1Srivastava P. Optimization of antiplatelet/antithrombotic therapy for secondary stroke prevention. Ann Indian Acad Neurol 2010;13:6-13.
2A randomised, blinded, trial of clopidogrel versus aspirin in patients at risk of ischaemic events (CAPRIE). CAPRIE Steering Committee. Lancet 1996;348:1329-39.
3Antithrombotic Trialists' Collaboration. Collaborative meta-analysis of randomised trials of antiplatelet therapy for prevention of death, myocardial infarction, and stroke in high risk patients. BMJ 2002;324:71-86.
4Diener HC, Cunha L, Forbes C, Sivenius J, Smets P, Lowenthal A. European Stroke Prevention Study. 2. Dipyridamole and acetylsalicylic acid in the secondary prevention of stroke.J Neurol Sci 1996;143:1-13.
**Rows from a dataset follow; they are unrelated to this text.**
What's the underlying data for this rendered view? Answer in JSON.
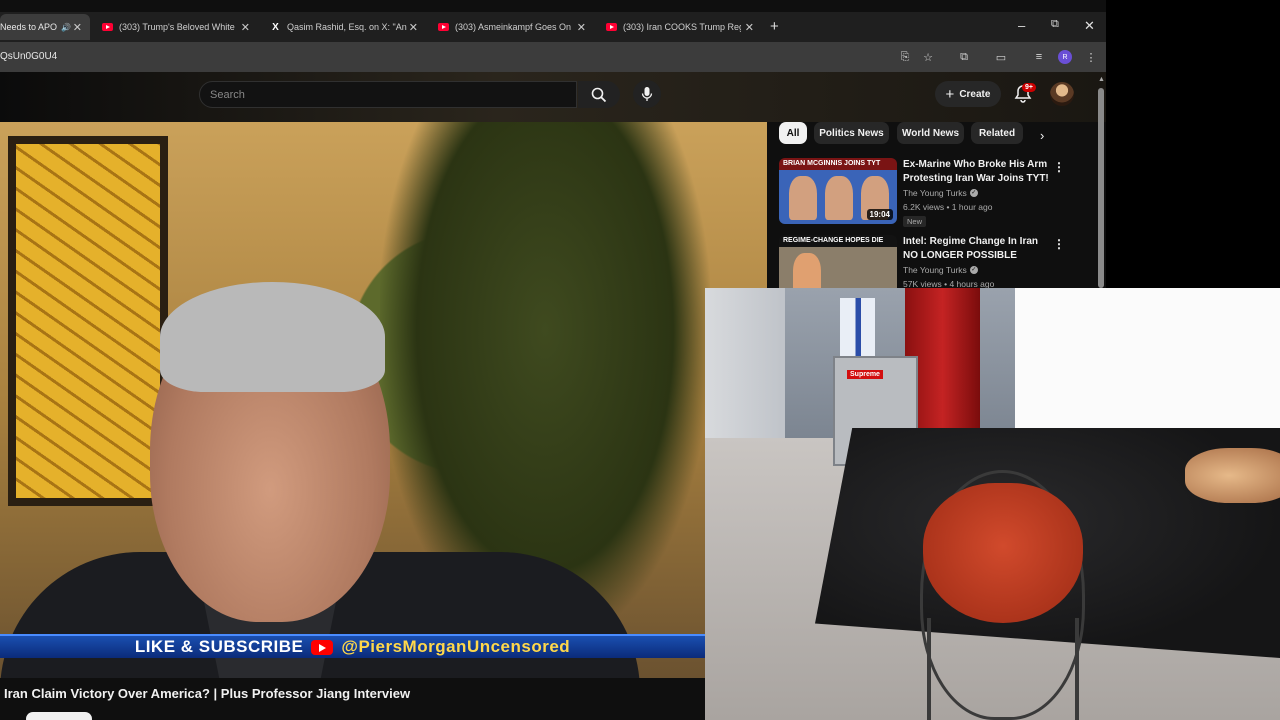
{
  "browser": {
    "tabs": [
      {
        "label": "Needs to APO",
        "active": true,
        "icon": "youtube-icon",
        "audio": true
      },
      {
        "label": "(303) Trump's Beloved White S",
        "icon": "youtube-icon"
      },
      {
        "label": "Qasim Rashid, Esq. on X: \"An u",
        "icon": "x-logo-icon"
      },
      {
        "label": "(303) Asmeinkampf Goes On I",
        "icon": "youtube-icon"
      },
      {
        "label": "(303) Iran COOKS Trump Regim",
        "icon": "youtube-icon"
      }
    ],
    "new_tab": "+",
    "window_controls": {
      "minimize": "–",
      "maximize": "⧉",
      "close": "✕"
    },
    "url": "QsUn0G0U4",
    "profile_initial": "R"
  },
  "youtube": {
    "search_placeholder": "Search",
    "create_label": "Create",
    "notification_count": "9+",
    "video": {
      "banner_text": "LIKE & SUBSCRIBE",
      "banner_handle": "@PiersMorganUncensored",
      "title": "Iran Claim Victory Over America? | Plus Professor Jiang Interview"
    },
    "chips": [
      "All",
      "Politics News",
      "World News",
      "Related"
    ],
    "recommendations": [
      {
        "thumb_caption": "BRIAN MCGINNIS JOINS TYT",
        "duration": "19:04",
        "title": "Ex-Marine Who Broke His Arm Protesting Iran War Joins TYT!",
        "channel": "The Young Turks",
        "meta": "6.2K views • 1 hour ago",
        "badge": "New"
      },
      {
        "thumb_caption": "REGIME-CHANGE HOPES DIE",
        "duration": "",
        "title": "Intel: Regime Change In Iran NO LONGER POSSIBLE",
        "channel": "The Young Turks",
        "meta": "57K views • 4 hours ago",
        "badge": ""
      }
    ]
  },
  "webcam": {
    "fridge_sticker": "Supreme"
  },
  "colors": {
    "youtube_red": "#ff0000",
    "banner_blue": "#1a4fb0",
    "handle_yellow": "#ffd84a"
  }
}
5ESPRIT Study Group, Halkes PH, van Gijn J, Kappelle LJ, Koudstaal PJ, Algra A. Aspirin plus dipyridamole versus aspirin alone after cerebral ischaemia of arterial origin (ESPRIT): Randomised controlled trial. Lancet 2006;367:1665-73.
6Tohgi H, Konno S, Tamura K, Kimura B, Kawano K. Effects of low-to-high doses of aspirin on platelet aggregability and metabolites of thromboxane A2 and prostacyclin. Stroke 1992;23:1400-3.
7Tohgi H, Tamura K, Kimura B, Kimura M, Suzuki H. Individual variation in platelet aggregability and serum thromboxane B2 concentrations after low-dose aspirin. Stroke 1988;19:700-3.
8Swedish Aspirin Low-Dose Trial (SALT) of 75 mg aspirin as secondary prophylaxis after cerebrovascular ischaemic events. The SALT Collaborative Group. Lancet 1991;338:1345-9.
9A comparison of two doses of aspirin (30 mg vs. 283 mg a day) in patients after a transient ischemic attack or minor ischemic stroke. The Dutch TIA Trial Study Group. N Engl J Med 1991;325:1261-6.